Harry Potter and the Goblet of Fire
by J.K. Rowling
Harry Potter and the Goblet of Fire Theme of Friendship
Harry Potter and Voldemort are similar in many ways: they're both orphans, both Parselmouths (wizards who can speak to snakes), and both were raised in the Muggle world. What separates Harry from Voldemort is that Harry (among other things) has friends whom he treats as equals. In Harry Potter and the Goblet of Fire we see how Voldemort treats Wormtail, his servant who's scared and desperate enough to cut his own arm off to bring Voldemort back. Voldemort lets him bleed on the ground for a while before finally giving Wormtail a new, magical arm. By contrast, Harry has devoted friends who help him because they love him: Dobby brings him gillyweed for the second task, Hermione helps him learn a Summoning Charm for the first, and Ron lets himself get cursed over and over again as practice for the third. Harry's friends freely volunteer their support in the challenges Harry faces. Voldemort has to rely on power and intimidation to keep his supporters in line.

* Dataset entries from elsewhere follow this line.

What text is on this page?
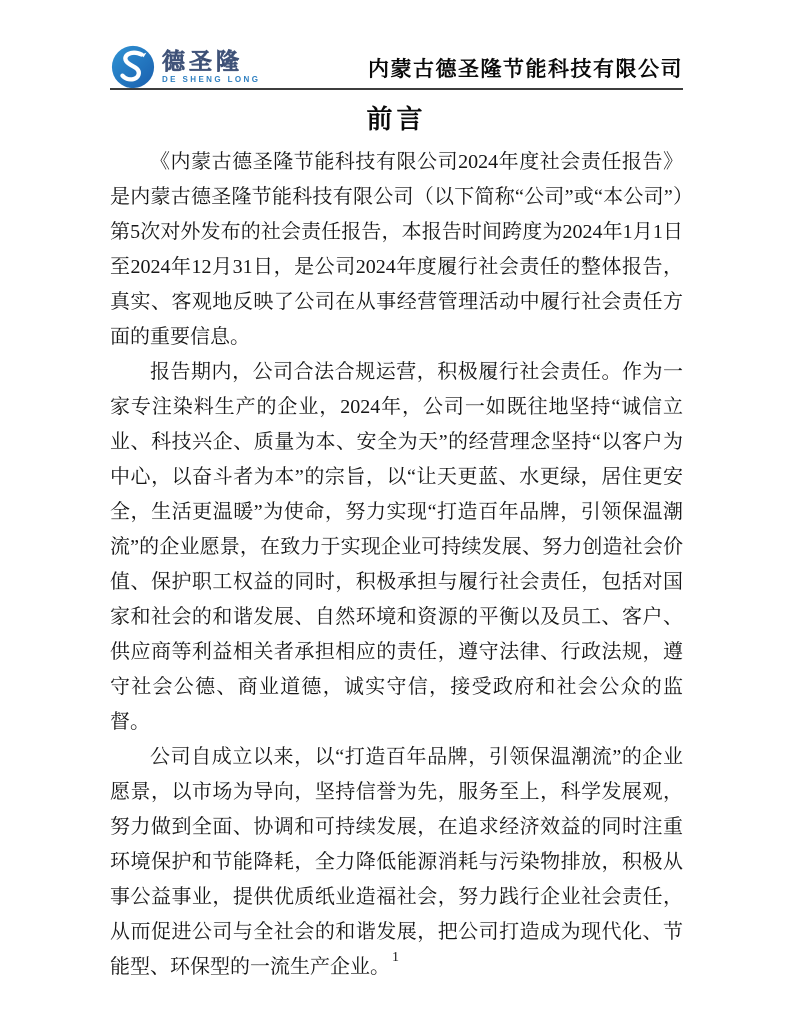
德圣隆
DE SHENG LONG	内蒙古德圣隆节能科技有限公司
前言

《内蒙古德圣隆节能科技有限公司2024年度社会责任报告》是内蒙古德圣隆节能科技有限公司（以下简称“公司”或“本公司”）第5次对外发布的社会责任报告，本报告时间跨度为2024年1月1日至2024年12月31日，是公司2024年度履行社会责任的整体报告，真实、客观地反映了公司在从事经营管理活动中履行社会责任方面的重要信息。

报告期内，公司合法合规运营，积极履行社会责任。作为一家专注染料生产的企业，2024年，公司一如既往地坚持“诚信立业、科技兴企、质量为本、安全为天”的经营理念坚持“以客户为中心，以奋斗者为本”的宗旨，以“让天更蓝、水更绿，居住更安全，生活更温暖”为使命，努力实现“打造百年品牌，引领保温潮流”的企业愿景，在致力于实现企业可持续发展、努力创造社会价值、保护职工权益的同时，积极承担与履行社会责任，包括对国家和社会的和谐发展、自然环境和资源的平衡以及员工、客户、供应商等利益相关者承担相应的责任，遵守法律、行政法规，遵守社会公德、商业道德，诚实守信，接受政府和社会公众的监督。

公司自成立以来，以“打造百年品牌，引领保温潮流”的企业愿景，以市场为导向，坚持信誉为先，服务至上，科学发展观，努力做到全面、协调和可持续发展，在追求经济效益的同时注重环境保护和节能降耗，全力降低能源消耗与污染物排放，积极从事公益事业，提供优质纸业造福社会，努力践行企业社会责任，从而促进公司与全社会的和谐发展，把公司打造成为现代化、节能型、环保型的一流生产企业。 1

Questions About Friendship
- What's the stated purpose of the Triwizard Tournament? Does the Tournament achieve its official goals? Why or why not?
- What pressures on the friendship between Harry, Hermione, and Ron does J.K. Rowling introduce in Goblet of Fire? What do these new tensions add to the plot of the novel? Why might Rowling choose to introduce these particular tensions in Goblet of Fire?
- Do you think that it's possible for Death Eaters to be friends with one another? Could a Death Eater friendship be the same as Harry's friendship with Ron or Hermione, for example? If so, why? If not, why not?